Need help on a partial derivative problem

[jzq]

Find the second-order partial derivatives of the given function. In each case, show that the mixed partial derivatives f_{xy} and f_{yx} are equal.

Function:
f(x,y)=x^{3}+x^{2}y+x+4

My work (Correct me if I am wrong):
\frac{\partial{f}}{\partial{x}}}=3x^{2}+2xy+1

\frac{\partial{f}}{\partial{y}}}=x^{2}

f_{xx}=6x+2y

f_{yy}=0

f_{xy}=6x+2y

f_{yx}=0

If I am correct, which I am probably not, how could f_{xy} possibly be equal to f_{yx}? Shouldn't that always be true anyways? If that's so, then obviously I messed up somewhere.
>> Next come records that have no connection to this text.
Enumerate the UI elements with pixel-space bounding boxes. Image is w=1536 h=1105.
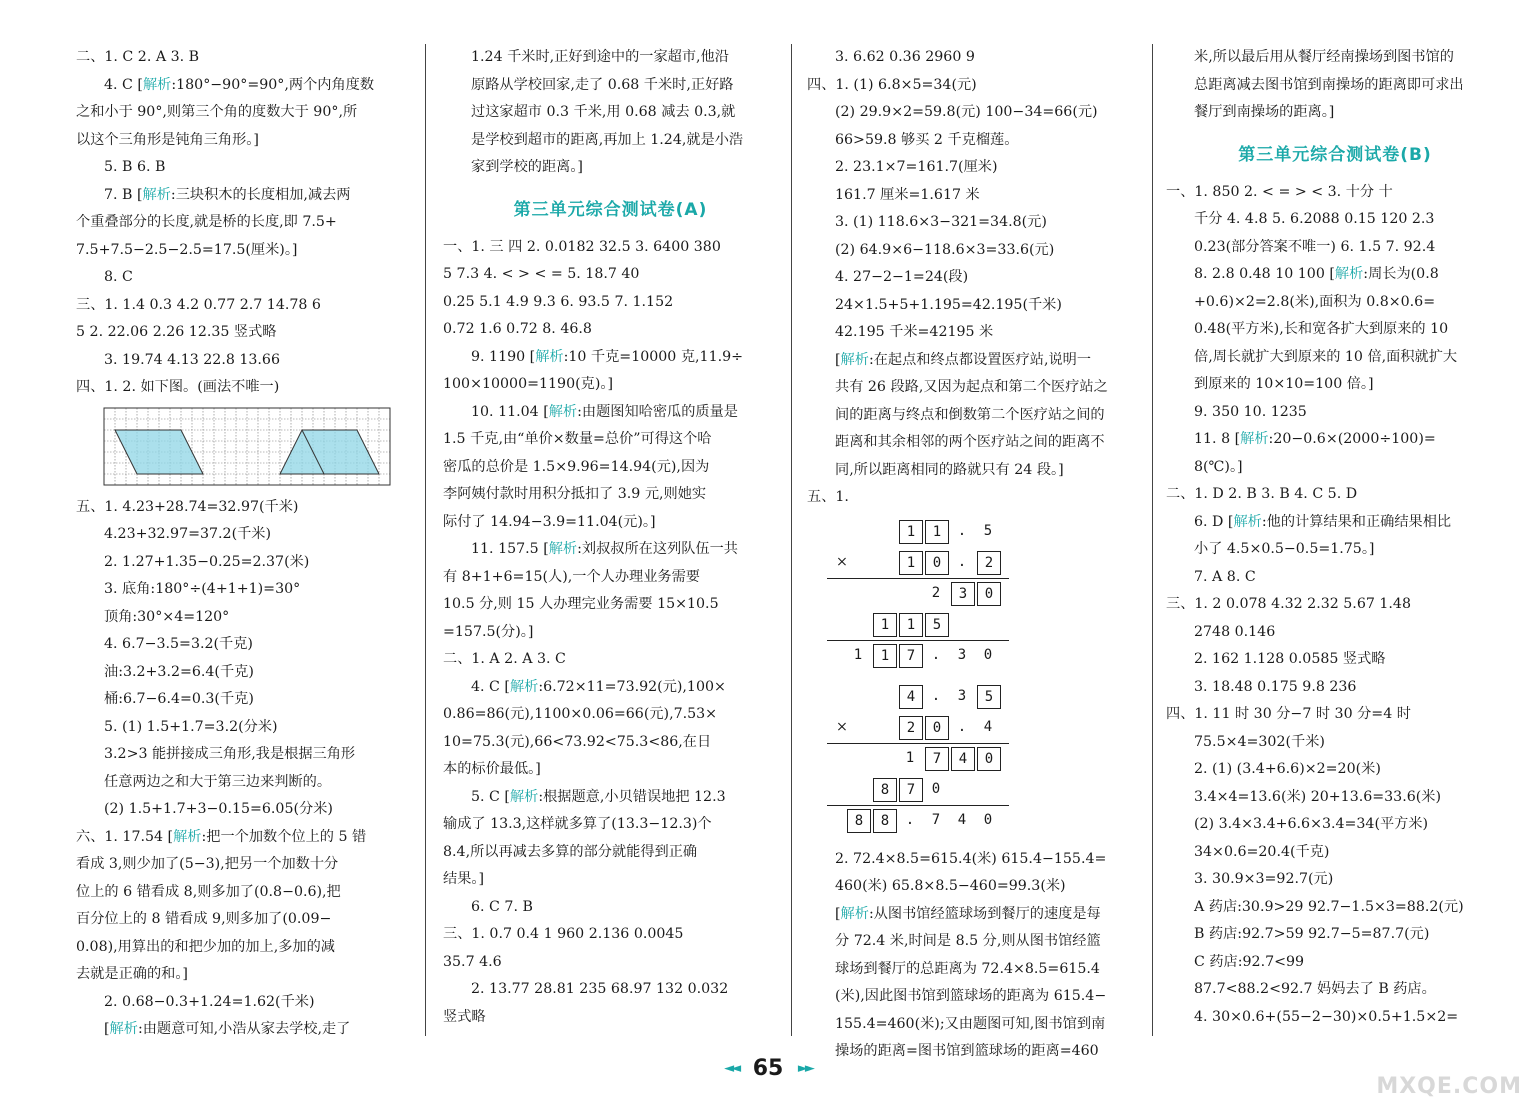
answer-line: 0.48(平方米),长和宽各扩大到原来的 10 [1194,321,1449,337]
answer-line: 161.7 厘米=1.617 米 [835,186,980,203]
answer-line: [解析:从图书馆经篮球场到餐厅的速度是每 [835,905,1101,922]
answer-line: 0.08),用算出的和把少加的加上,多加的减 [76,938,335,955]
vm-digit: . [957,718,967,735]
answer-line: 四、1. 2. 如下图。(画法不唯一) [76,379,280,395]
grid-figure [102,406,414,488]
answer-line: 6. C 7. B [471,898,533,915]
answer-line: 24×1.5+5+1.195=42.195(千米) [835,296,1062,313]
answer-line: 4. 27−2−1=24(段) [835,269,969,285]
answer-line: 155.4=460(米);又由题图可知,图书馆到南 [835,1015,1106,1032]
analysis-tag: 解析 [840,351,869,368]
vm-digit: 1 [853,646,863,663]
vm-digit: 2 [899,716,923,740]
answer-line: 3.2>3 能拼接成三角形,我是根据三角形 [104,746,356,762]
answer-line: 9. 350 10. 1235 [1194,403,1307,420]
answer-line: 输成了 13.3,这样就多算了(13.3−12.3)个 [443,816,712,832]
answer-line: 2. 162 1.128 0.0585 竖式略 [1194,651,1386,667]
answer-line: (2) 64.9×6−118.6×3=33.6(元) [835,241,1055,258]
answer-line: 87.7<88.2<92.7 妈妈去了 B 药店。 [1194,981,1436,997]
vm-row [827,805,1007,836]
answer-line: B 药店:92.7>59 92.7−5=87.7(元) [1194,926,1430,942]
parallelogram-shape [115,430,203,474]
answer-line: (米),因此图书馆到篮球场的距离为 615.4− [835,988,1107,1004]
answer-line: 2. (1) (3.4+6.6)×2=20(米) [1194,761,1381,777]
vm-digit: 0 [977,582,1001,606]
answer-line: 5 7.3 4. < > < = 5. 18.7 40 [443,266,640,282]
answer-line: (2) 29.9×2=59.8(元) 100−34=66(元) [835,104,1098,120]
answer-line: 66>59.8 够买 2 千克榴莲。 [835,131,1019,148]
answer-line: 有 8+1+6=15(人),一个人办理业务需要 [443,568,700,585]
answer-line: 460(米) 65.8×8.5−460=99.3(米) [835,878,1066,894]
answer-line: 3. 底角:180°÷(4+1+1)=30° [104,581,301,597]
vm-row [827,774,1007,805]
answer-line: A 药店:30.9>29 92.7−1.5×3=88.2(元) [1194,898,1464,915]
answer-line: 0.72 1.6 0.72 8. 46.8 [443,321,592,337]
analysis-tag: 解析 [1233,513,1262,530]
answer-line: 2748 0.146 [1194,623,1276,640]
answer-line: 李阿姨付款时用积分抵扣了 3.9 元,则她实 [443,486,707,502]
answer-line: 小了 4.5×0.5−0.5=1.75。] [1194,541,1375,557]
answer-line: 四、1. (1) 6.8×5=34(元) [807,76,977,93]
answer-line: 六、1. 17.54 [解析:把一个加数个位上的 5 错 [76,828,367,845]
analysis-tag: 解析 [109,1021,138,1037]
answer-line: 际付了 14.94−3.9=11.04(元)。] [443,513,656,530]
section-heading: 第三单元综合测试卷(B) [1238,145,1432,165]
answer-line: 42.195 千米=42195 米 [835,324,994,340]
answer-line: +0.6)×2=2.8(米),面积为 0.8×0.6= [1194,293,1436,310]
answer-line: (2) 3.4×3.4+6.6×3.4=34(平方米) [1194,816,1429,832]
column-divider [791,44,792,1036]
vm-row [827,681,1007,712]
answer-line: 一、1. 850 2. < = > < 3. 十分 十 [1166,183,1393,200]
answer-line: 2. 0.68−0.3+1.24=1.62(千米) [104,993,315,1010]
analysis-tag: 解析 [173,828,202,845]
vm-digit: 0 [931,780,941,797]
watermark: MXQE.COM [1376,1074,1522,1099]
vm-digit: 0 [925,716,949,740]
vm-digit: 1 [925,520,949,544]
answer-line: 米,所以最后用从餐厅经南操场到图书馆的 [1194,49,1454,65]
vertical-multiplication [827,681,1007,836]
answer-line: 3. 30.9×3=92.7(元) [1194,871,1334,887]
vm-digit: 2 [977,551,1001,575]
answer-line: 位上的 6 错看成 8,则多加了(0.8−0.6),把 [76,883,341,900]
answer-line: (2) 1.5+1.7+3−0.15=6.05(分米) [104,801,333,817]
vm-digit: 1 [905,749,915,766]
vm-digit: . [905,811,915,828]
answer-line: 二、1. A 2. A 3. C [443,651,566,667]
answer-line: 5. (1) 1.5+1.7=3.2(分米) [104,718,278,735]
answer-line: 3. (1) 118.6×3−321=34.8(元) [835,214,1047,230]
analysis-tag: 解析 [535,348,564,365]
answer-line: 竖式略 [443,1008,486,1025]
page-footer [0,1056,1536,1081]
vm-digit: 3 [951,582,975,606]
answer-line: 7.5+7.5−2.5−2.5=17.5(厘米)。] [76,241,298,258]
answer-line: 2. 23.1×7=161.7(厘米) [835,159,998,175]
vm-row [827,609,1007,640]
answer-line: 8.4,所以再减去多算的部分就能得到正确 [443,843,698,860]
answer-line: 34×0.6=20.4(千克) [1194,843,1330,860]
vm-digit: 4 [957,811,967,828]
answer-line: 看成 3,则少加了(5−3),把另一个加数十分 [76,856,339,872]
answer-line: 三、1. 0.7 0.4 1 960 2.136 0.0045 [443,926,684,942]
vm-digit: 1 [899,613,923,637]
answer-line: 10=75.3(元),66<73.92<75.3<86,在日 [443,733,712,750]
answer-line: 四、1. 11 时 30 分−7 时 30 分=4 时 [1166,706,1411,722]
vm-digit: 5 [925,613,949,637]
answer-line: 5. B 6. B [104,159,166,175]
vm-digit: . [957,553,967,570]
column-divider [425,44,426,1036]
answer-line: 是学校到超市的距离,再加上 1.24,就是小浩 [471,131,744,148]
answer-column-2 [443,44,778,1049]
vertical-multiplication [827,516,1007,671]
answer-line: 操场的距离=图书馆到篮球场的距离=460 [835,1043,1099,1059]
answer-line: 一、1. 三 四 2. 0.0182 32.5 3. 6400 380 [443,238,721,255]
analysis-tag: 解析 [548,541,578,557]
answer-line: 共有 26 段路,又因为起点和第二个医疗站之 [835,379,1108,395]
answer-line: 8(℃)。] [1194,458,1243,475]
answer-line: 结果。] [443,871,484,887]
answer-line: [解析:由题意可知,小浩从家去学校,走了 [104,1021,351,1037]
answer-line: 餐厅到南操场的距离。] [1194,104,1335,120]
answer-line: 0.23(部分答案不唯一) 6. 1.5 7. 92.4 [1194,238,1436,255]
answer-line: 8. C [104,269,133,285]
analysis-tag: 解析 [548,403,578,420]
vm-digit: 7 [925,747,949,771]
answer-line: 10. 11.04 [解析:由题图知哈密瓜的质量是 [471,403,738,420]
prev-arrows-icon: ◄◄ [724,1061,739,1076]
answer-line: 原路从学校回家,走了 0.68 千米时,正好路 [471,76,734,93]
answer-line: 11. 157.5 [解析:刘叔叔所在这列队伍一共 [471,541,738,557]
answer-column-4 [1166,44,1504,1049]
answer-line: 7. B [解析:三块积木的长度相加,减去两 [104,186,351,203]
answer-line: 三、1. 2 0.078 4.32 2.32 5.67 1.48 [1166,596,1411,612]
answer-line: 以这个三角形是钝角三角形。] [76,131,259,148]
answer-line: 100×10000=1190(克)。] [443,376,613,392]
answer-line: 3.4×4=13.6(米) 20+13.6=33.6(米) [1194,788,1441,805]
answer-line: 去就是正确的和。] [76,966,188,982]
analysis-tag: 解析 [509,788,539,805]
answer-line: 到原来的 10×10=100 倍。] [1194,376,1374,392]
column-divider [1152,44,1153,1036]
analysis-tag: 解析 [509,678,539,695]
answer-column-1 [76,44,414,1049]
answer-line: 之和小于 90°,则第三个角的度数大于 90°,所 [76,104,358,120]
answer-line: 1.24 千米时,正好到途中的一家超市,他沿 [471,49,729,65]
answer-line: 个重叠部分的长度,就是桥的长度,即 7.5+ [76,214,337,230]
answer-line: 五、1. [807,489,849,505]
vm-digit: 3 [957,646,967,663]
answer-line: 8. 2.8 0.48 10 100 [解析:周长为(0.8 [1194,266,1439,282]
answer-line: 2. 13.77 28.81 235 68.97 132 0.032 [471,981,729,997]
answer-line: 10.5 分,则 15 人办理完业务需要 15×10.5 [443,596,719,612]
vm-digit: 0 [983,646,993,663]
next-arrows-icon: ►► [797,1061,812,1076]
vm-digit: 1 [899,551,923,575]
answer-line: 1.5 千克,由“单价×数量=总价”可得这个哈 [443,431,712,447]
answer-line: 75.5×4=302(千米) [1194,733,1325,750]
vm-digit: 8 [847,809,871,833]
vm-digit: . [931,646,941,663]
answer-line: 顶角:30°×4=120° [104,608,230,625]
answer-line: 4. C [解析:180°−90°=90°,两个内角度数 [104,76,375,93]
answer-line: 过这家超市 0.3 千米,用 0.68 减去 0.3,就 [471,104,736,120]
answer-line: 6. D [解析:他的计算结果和正确结果相比 [1194,513,1452,530]
vm-digit: 5 [983,522,993,539]
answer-line: 4. 6.7−3.5=3.2(千克) [104,636,253,652]
answer-line: 油:3.2+3.2=6.4(千克) [104,663,254,680]
answer-line: 0.86=86(元),1100×0.06=66(元),7.53× [443,706,718,722]
answer-line: 4. 30×0.6+(55−2−30)×0.5+1.5×2= [1194,1008,1459,1025]
answer-line: 4. C [解析:6.72×11=73.92(元),100× [471,678,726,695]
answer-line: 2. 1.27+1.35−0.25=2.37(米) [104,553,310,570]
answer-line: 球场到餐厅的总距离为 72.4×8.5=615.4 [835,960,1100,977]
vm-digit: 8 [873,778,897,802]
answer-line: 4.23+32.97=37.2(千米) [104,526,272,542]
answer-line: 本的标价最低。] [443,761,541,777]
answer-line: 7. A 8. C [1194,568,1256,585]
vm-digit: 0 [977,747,1001,771]
vm-row [827,578,1007,609]
answer-line: 总距离减去图书馆到南操场的距离即可求出 [1194,76,1464,93]
trapezoid-shape [280,430,379,474]
answer-line: 同,所以距离相同的路就只有 24 段。] [835,461,1064,478]
answer-line: 三、1. 1.4 0.3 4.2 0.77 2.7 14.78 6 [76,296,321,313]
analysis-tag: 解析 [142,186,171,203]
multiply-sign: × [836,553,848,570]
vm-row [827,712,1007,743]
vm-digit: 2 [931,584,941,601]
vm-row [827,547,1007,578]
answer-line: 35.7 4.6 [443,953,502,970]
answer-line: 间的距离与终点和倒数第二个医疗站之间的 [835,406,1105,423]
analysis-tag: 解析 [1240,431,1269,447]
answer-line: 3. 18.48 0.175 9.8 236 [1194,678,1357,695]
vm-digit: 1 [899,520,923,544]
vm-digit: 1 [873,613,897,637]
vm-row [827,516,1007,547]
vm-digit: 1 [873,644,897,668]
answer-line: 二、1. D 2. B 3. B 4. C 5. D [1166,486,1358,502]
page-number: 65 [752,1056,784,1081]
vm-digit: 7 [899,644,923,668]
answer-line: [解析:在起点和终点都设置医疗站,说明一 [835,351,1092,368]
vm-digit: 3 [957,687,967,704]
section-heading: 第三单元综合测试卷(A) [513,200,708,220]
vm-digit: 5 [977,685,1001,709]
grid-figure-svg [102,406,392,486]
vm-digit: . [931,687,941,704]
answer-line: 千分 4. 4.8 5. 6.2088 0.15 120 2.3 [1194,211,1435,227]
answer-line: 桶:6.7−6.4=0.3(千克) [104,691,254,707]
answer-line: 距离和其余相邻的两个医疗站之间的距离不 [835,434,1105,450]
vm-digit: 4 [983,718,993,735]
vm-digit: 0 [983,811,993,828]
answer-line: 9. 1190 [解析:10 千克=10000 克,11.9÷ [471,348,744,365]
vm-digit: 7 [899,778,923,802]
answer-line: 5 2. 22.06 2.26 12.35 竖式略 [76,324,277,340]
answer-line: 分 72.4 米,时间是 8.5 分,则从图书馆经篮 [835,933,1101,949]
analysis-tag: 解析 [1334,266,1364,282]
multiply-sign: × [836,718,848,735]
vm-digit: 8 [873,809,897,833]
answer-column-3 [807,44,1142,1059]
answer-line: 密瓜的总价是 1.5×9.96=14.94(元),因为 [443,458,710,475]
answer-line: 五、1. 4.23+28.74=32.97(千米) [76,498,299,515]
answer-line: 5. C [解析:根据题意,小贝错误地把 12.3 [471,788,726,805]
analysis-tag: 解析 [840,905,869,922]
vm-row [827,640,1007,671]
answer-line: 3. 19.74 4.13 22.8 13.66 [104,351,280,368]
answer-line: 3. 6.62 0.36 2960 9 [835,49,975,65]
answer-line: 11. 8 [解析:20−0.6×(2000÷100)= [1194,431,1436,447]
answer-line: 倍,周长就扩大到原来的 10 倍,面积就扩大 [1194,348,1458,365]
answer-line: =157.5(分)。] [443,623,534,640]
analysis-tag: 解析 [142,76,172,93]
answer-line: C 药店:92.7<99 [1194,953,1305,970]
vm-row [827,743,1007,774]
answer-line: 2. 72.4×8.5=615.4(米) 615.4−155.4= [835,850,1107,867]
answer-line: 二、1. C 2. A 3. B [76,49,200,65]
answer-line: 0.25 5.1 4.9 9.3 6. 93.5 7. 1.152 [443,293,674,310]
vm-digit: 4 [951,747,975,771]
vm-digit: . [957,522,967,539]
answer-line: 任意两边之和大于第三边来判断的。 [104,773,332,790]
vm-digit: 7 [931,811,941,828]
answer-line: 百分位上的 8 错看成 9,则多加了(0.09− [76,911,332,927]
answer-line: 家到学校的距离。] [471,159,583,175]
vm-digit: 4 [899,685,923,709]
vm-digit: 0 [925,551,949,575]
Please help!

 

[Data]

How did you find those mixed partials? You seem to have done the exact same thing to find f_{xy} as you did for f_{xx} (and the same for yy and yx). I think if you check your work over, you'll see that you differentiated wrt the wrong variables a couple of times

 

[dextercioby]

Use Jacobi's notation for partial derivatives.It will leave no room for any confusion once u realize the order of differentiation.And if u use Lagrange's one,do it properly

\frac{\partial f}{\partial x}\equiv f'_{x}

Daniel.

 

[Data]

Nothing wrong with notation evolving. I've never seen notation like f^\prime_x, though.

 

[ddluu]

Did I atleast get the first partial derivatives correct?

 

[whozum]

Your second partials are wrt to the wrong variables

f_{xy} means differentiate f_x with respect to y.